HIF-1α induces immune escape of prostate cancer by regulating NCR1/NKp46 signaling through miR-224

Abstract Background Metastasis of prostate cancer (PCa) is largely affected by natural killer (NK) cells. This study aimed to clarify the mechanisms underlying tumor cells escaping from NK cells mediated by HIF-1α. Methods MiR-224 expression in lymphocytes and HIF-1α protein level in NK cells were determined by qRT-PCR and western blot, respectively. The amount of NKp46 + NK cells was detected with flow cytometry.

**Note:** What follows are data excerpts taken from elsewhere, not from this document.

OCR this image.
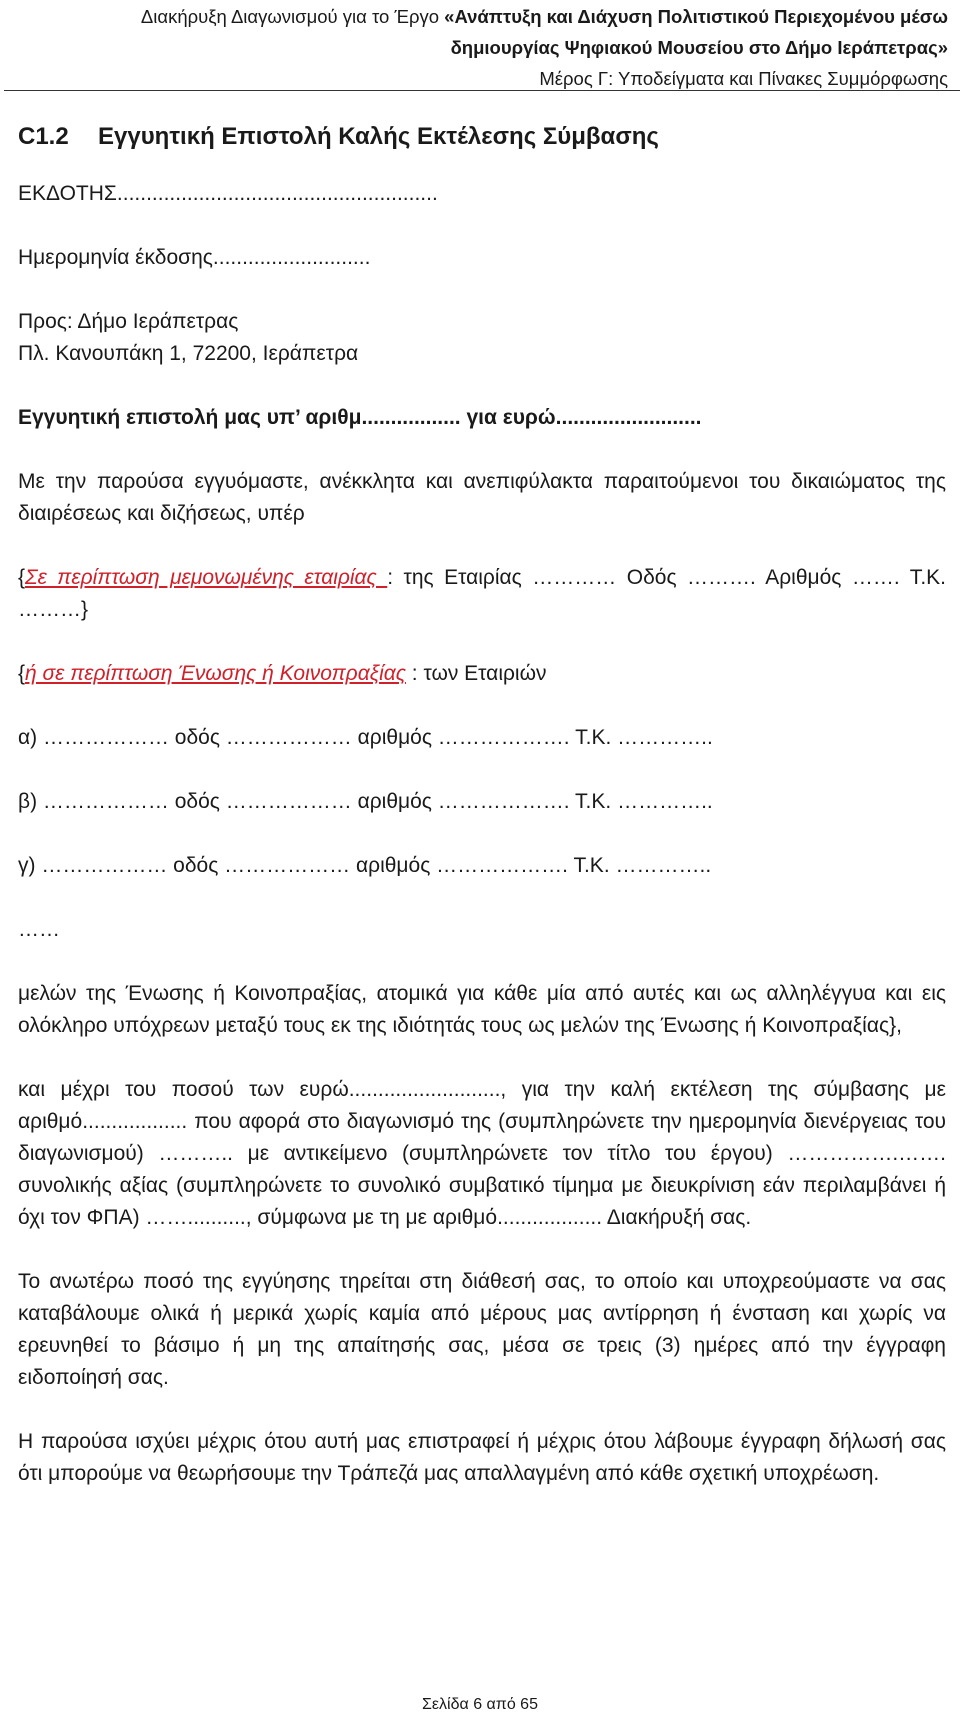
Διακήρυξη Διαγωνισμού για το Έργο «Ανάπτυξη και Διάχυση Πολιτιστικού Περιεχομένου μέσω
δημιουργίας Ψηφιακού Μουσείου στο Δήμο Ιεράπετρας»
Μέρος Γ: Υποδείγματα και Πίνακες Συμμόρφωσης
C1.2	Εγγυητική Επιστολή Καλής Εκτέλεσης Σύμβασης
ΕΚΔΟΤΗΣ.......................................................
Ημερομηνία έκδοσης...........................
Προς: Δήμο Ιεράπετρας
Πλ. Κανουπάκη 1, 72200, Ιεράπετρα
Εγγυητική επιστολή μας υπ’ αριθμ................. για ευρώ.........................
Με την παρούσα εγγυόμαστε, ανέκκλητα και ανεπιφύλακτα παραιτούμενοι του δικαιώματος της διαιρέσεως και διζήσεως, υπέρ
{Σε περίπτωση μεμονωμένης εταιρίας : της Εταιρίας ………… Οδός ………. Αριθμός ……. Τ.Κ. ………}
{ή σε περίπτωση Ένωσης ή Κοινοπραξίας : των Εταιριών
α) ……………… οδός ……………… αριθμός ………………. Τ.Κ. …………..
β) ……………… οδός ……………… αριθμός ………………. Τ.Κ. …………..
γ) ……………… οδός ……………… αριθμός ………………. Τ.Κ. …………..
……
μελών της Ένωσης ή Κοινοπραξίας, ατομικά για κάθε μία από αυτές και ως αλληλέγγυα και εις ολόκληρο υπόχρεων μεταξύ τους εκ της ιδιότητάς τους ως μελών της Ένωσης ή Κοινοπραξίας},
και μέχρι του ποσού των ευρώ.........................., για την καλή εκτέλεση της σύμβασης με αριθμό.................. που αφορά στο διαγωνισμό της (συμπληρώνετε την ημερομηνία διενέργειας του διαγωνισμού) ……….. με αντικείμενο (συμπληρώνετε τον τίτλο του έργου) …………….……. συνολικής αξίας (συμπληρώνετε το συνολικό συμβατικό τίμημα με διευκρίνιση εάν περιλαμβάνει ή όχι τον ΦΠΑ) …….........., σύμφωνα με τη με αριθμό.................. Διακήρυξή σας.
Το ανωτέρω ποσό της εγγύησης τηρείται στη διάθεσή σας, το οποίο και υποχρεούμαστε να σας καταβάλουμε ολικά ή μερικά χωρίς καμία από μέρους μας αντίρρηση ή ένσταση και χωρίς να ερευνηθεί το βάσιμο ή μη της απαίτησής σας, μέσα σε τρεις (3) ημέρες από την έγγραφη ειδοποίησή σας.
Η παρούσα ισχύει μέχρις ότου αυτή μας επιστραφεί ή μέχρις ότου λάβουμε έγγραφη δήλωσή σας ότι μπορούμε να θεωρήσουμε την Τράπεζά μας απαλλαγμένη από κάθε σχετική υποχρέωση.
Σελίδα 6 από 65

The IFN-γ level was examined by enzyme linked immunosorbent assay (ELISA). NK cells were tested for cytolytic activity with a Non-Radioactive Cytotoxicity Assay, and treated with oxygenglucose deprivation (OGD) for hypoxia simulation. Interaction between miR-224 and NCR1 was evaluated with dual luciferase reporter assay. Results MiR-224 was down-regulated in lymphocytes isolated from prostate cancer tissues (n = 10). Overexpression of miR-224 protected prostate cancer from NK cells. HIF-1α increased miR-224 to inhibit the killing capability of NK cells on prostate cancer. MiR-224 controlled the expression of NCR1. Overexpression of miR-224 protected prostate cancer from NK cells through NCR1/NKp46 signaling. Suppression of HIF-1α enhanced the cytotoxicity of NK cells on prostate cancer via miR-224/NCR1 pathway. Conclusion HIF-1α inhibits NCR1/NKp46 pathway through up-regulating miR-224, which affects the killing capability of NK cells on prostate cancer, thus inducing immune escape of tumor cells.